Attack on Panasonic Canada Shows Conti is Still Dangerous
While the details remain sparse, Panasonic suffered another breach just six months after a high-profile attack—this time at Panasonic Canada. The Conti ransomware gang said it was behind the February attack that resulted in the theft of more than 2.8GB of data.
The ransomware group posted what appeared to be internal documents from Panasonic Canada, including from its HR and accounting departments.
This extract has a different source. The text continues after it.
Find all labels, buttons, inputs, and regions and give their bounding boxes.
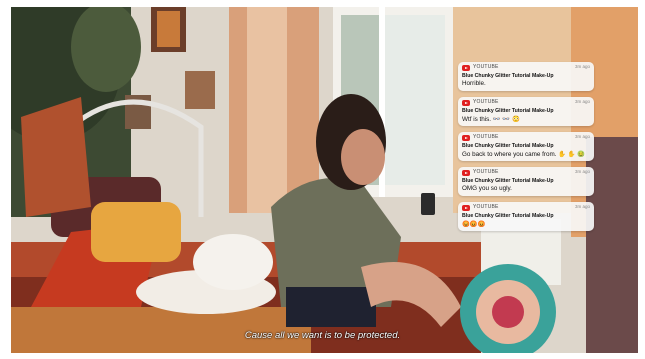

Spreadsheets and files were among the information published on the Conti leak page.
A Panasonic business has been hit by attackers multiple times in the last several months. In the first attack, Panasonic was hit during a string of attacks against Japanese companies. The attackers accessed sensitive customer and employee records sometime in June 2021, though Panasonic did not pick up on it until November 11, 2021.
“After detecting the unauthorized access, the company immediately reported the incident to the relevant authorities and implemented security countermeasures, including steps to prevent external access to the network,” Panasonic said at the time.
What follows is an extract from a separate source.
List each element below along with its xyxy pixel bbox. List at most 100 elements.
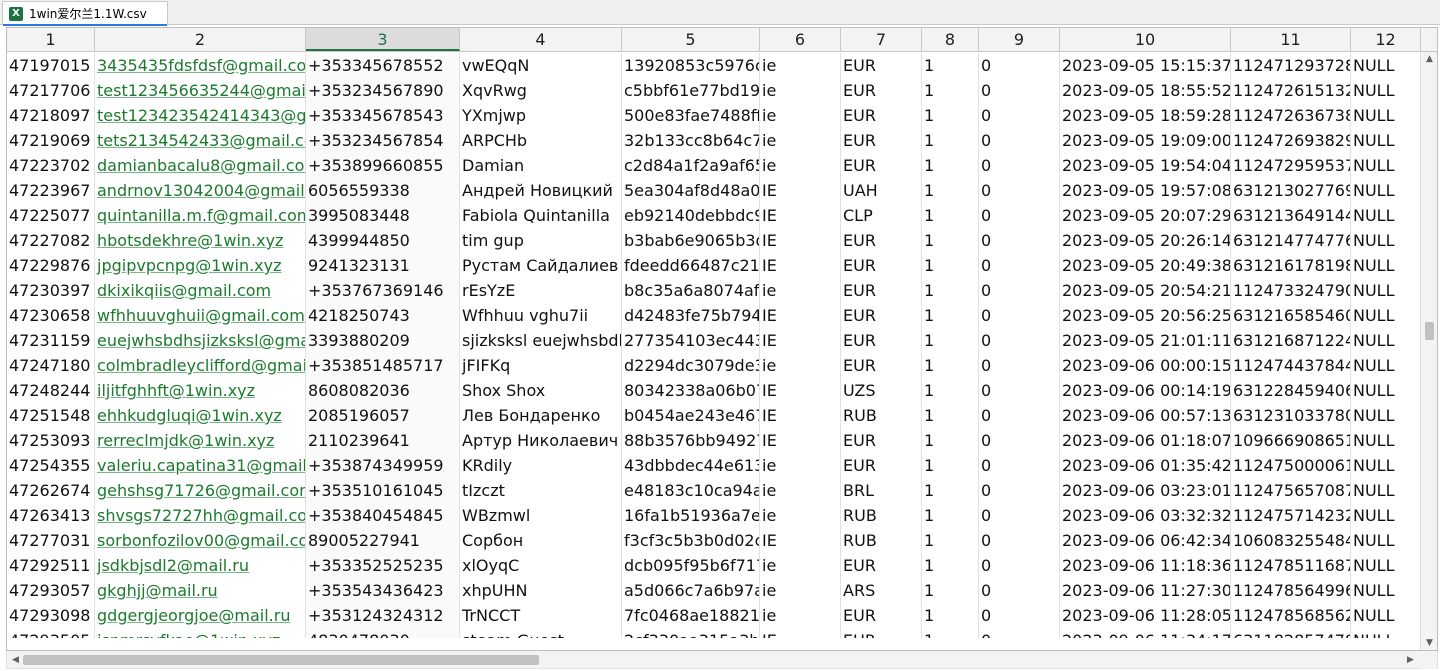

That attack was followed by an intrusion during which bad actors accessed information on job candidates. Panasonic India also suffered a ransomware attack at the end of 2020.
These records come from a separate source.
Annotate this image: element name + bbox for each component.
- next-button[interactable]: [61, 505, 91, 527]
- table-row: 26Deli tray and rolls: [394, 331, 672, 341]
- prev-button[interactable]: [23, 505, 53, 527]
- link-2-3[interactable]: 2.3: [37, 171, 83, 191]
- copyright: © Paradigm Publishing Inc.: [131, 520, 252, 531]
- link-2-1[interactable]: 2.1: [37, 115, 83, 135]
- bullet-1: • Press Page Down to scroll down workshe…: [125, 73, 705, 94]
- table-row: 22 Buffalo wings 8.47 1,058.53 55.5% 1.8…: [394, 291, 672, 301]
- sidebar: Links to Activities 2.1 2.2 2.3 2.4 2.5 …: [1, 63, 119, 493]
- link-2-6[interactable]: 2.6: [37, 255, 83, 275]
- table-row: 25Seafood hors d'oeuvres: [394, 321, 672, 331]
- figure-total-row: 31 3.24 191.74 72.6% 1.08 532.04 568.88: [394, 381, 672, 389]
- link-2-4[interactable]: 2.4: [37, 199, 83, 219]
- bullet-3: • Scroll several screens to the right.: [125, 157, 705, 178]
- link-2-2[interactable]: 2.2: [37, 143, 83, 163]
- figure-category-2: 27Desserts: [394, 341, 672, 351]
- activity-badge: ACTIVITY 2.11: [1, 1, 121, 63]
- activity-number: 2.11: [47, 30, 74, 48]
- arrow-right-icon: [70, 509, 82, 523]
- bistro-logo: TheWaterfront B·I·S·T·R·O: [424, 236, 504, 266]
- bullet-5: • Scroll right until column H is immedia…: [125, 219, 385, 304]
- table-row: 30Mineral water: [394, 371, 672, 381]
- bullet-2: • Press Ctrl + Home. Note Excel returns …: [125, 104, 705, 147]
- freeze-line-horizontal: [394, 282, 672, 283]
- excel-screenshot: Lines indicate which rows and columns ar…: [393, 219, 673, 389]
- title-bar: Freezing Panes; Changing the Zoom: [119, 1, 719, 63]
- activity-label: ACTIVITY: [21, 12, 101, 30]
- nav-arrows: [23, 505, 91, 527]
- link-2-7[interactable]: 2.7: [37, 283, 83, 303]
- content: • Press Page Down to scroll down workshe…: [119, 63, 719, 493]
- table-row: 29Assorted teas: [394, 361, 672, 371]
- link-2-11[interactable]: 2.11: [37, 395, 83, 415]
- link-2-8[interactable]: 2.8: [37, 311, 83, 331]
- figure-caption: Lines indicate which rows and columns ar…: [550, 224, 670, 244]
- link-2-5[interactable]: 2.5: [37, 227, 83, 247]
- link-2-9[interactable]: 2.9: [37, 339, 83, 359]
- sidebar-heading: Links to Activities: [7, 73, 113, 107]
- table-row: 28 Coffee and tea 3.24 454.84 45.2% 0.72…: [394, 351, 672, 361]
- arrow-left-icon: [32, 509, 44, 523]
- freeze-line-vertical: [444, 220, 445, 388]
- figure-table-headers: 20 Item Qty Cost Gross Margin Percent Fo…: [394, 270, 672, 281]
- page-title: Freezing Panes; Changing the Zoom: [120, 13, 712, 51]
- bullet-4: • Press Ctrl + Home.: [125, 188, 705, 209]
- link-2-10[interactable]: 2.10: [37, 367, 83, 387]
“Once hackers are successful because of unremediated vulnerabilities, they assume you’re an easier target the next time. In 2021, a study by Cybereason found that 80% of organizations that paid ransomware were subsequently targeted for a second attack,” said Bud Broomhead, CEO at Viakoo.
“Organizations who do not heed the wake-up call of the first attack and make fundamental changes to shrink their attack surface are prime targets for future attacks,” said Broomhead. “The initial data breach of Panasonic likely provided critical information used in the subsequent ransomware attack, including login credentials, passwords and employee details.”
Panasonic confirmed the February 2022 breach, but has not attributed it to any specific group nor has the company provided much in the way of details.
“Even if all procedures and policies are well-executed, there’s no escaping the fact that adversaries are constantly looking to probe vulnerabilities and to insert malware into the environment, often using everyday business documents which we all use,” said Danny Lopez, CEO at Glasswall. “It’s vital that organizations invest in cyber protection services that stay ahead of attackers by eliminating the threats while still allowing employees to do their vital work.”
“Panasonic is not alone, as ransomware attacks continue to escalate across all industries,” Lopez noted. “Attacks like these demonstrate that a traditional castle-and-moat approach to network security leaves organizations exposed.”
The Panasonic Canada incident shows that Conti, which recently suffered a breach of its own, can’t be considered down and out.
“Conti was doxed and suffered significant operational data loss, but we shouldn’t assume they would fade to black. The group is resilient and, like Hydra, when you ‘cut off a limb, two more shall take its place,’” said Rick Holland, CISO, vice president, strategy, at Digital Shadows.
Holland added that “Conti was the most prolific and dangerous ransomware operator in 2021. Despite the setback, this will continue.”
But Holland warned observers to tread carefully when assessing the series of breaches that befell Panasonic. “I’d be careful not to conflate the other global Panasonic lines of business (like Panasonic India) breaches with the Canadian entity targeted in the latest attack,” Holland said. “These are separate business lines, but the incidents illustrate the complexity of defending multinational organizations.”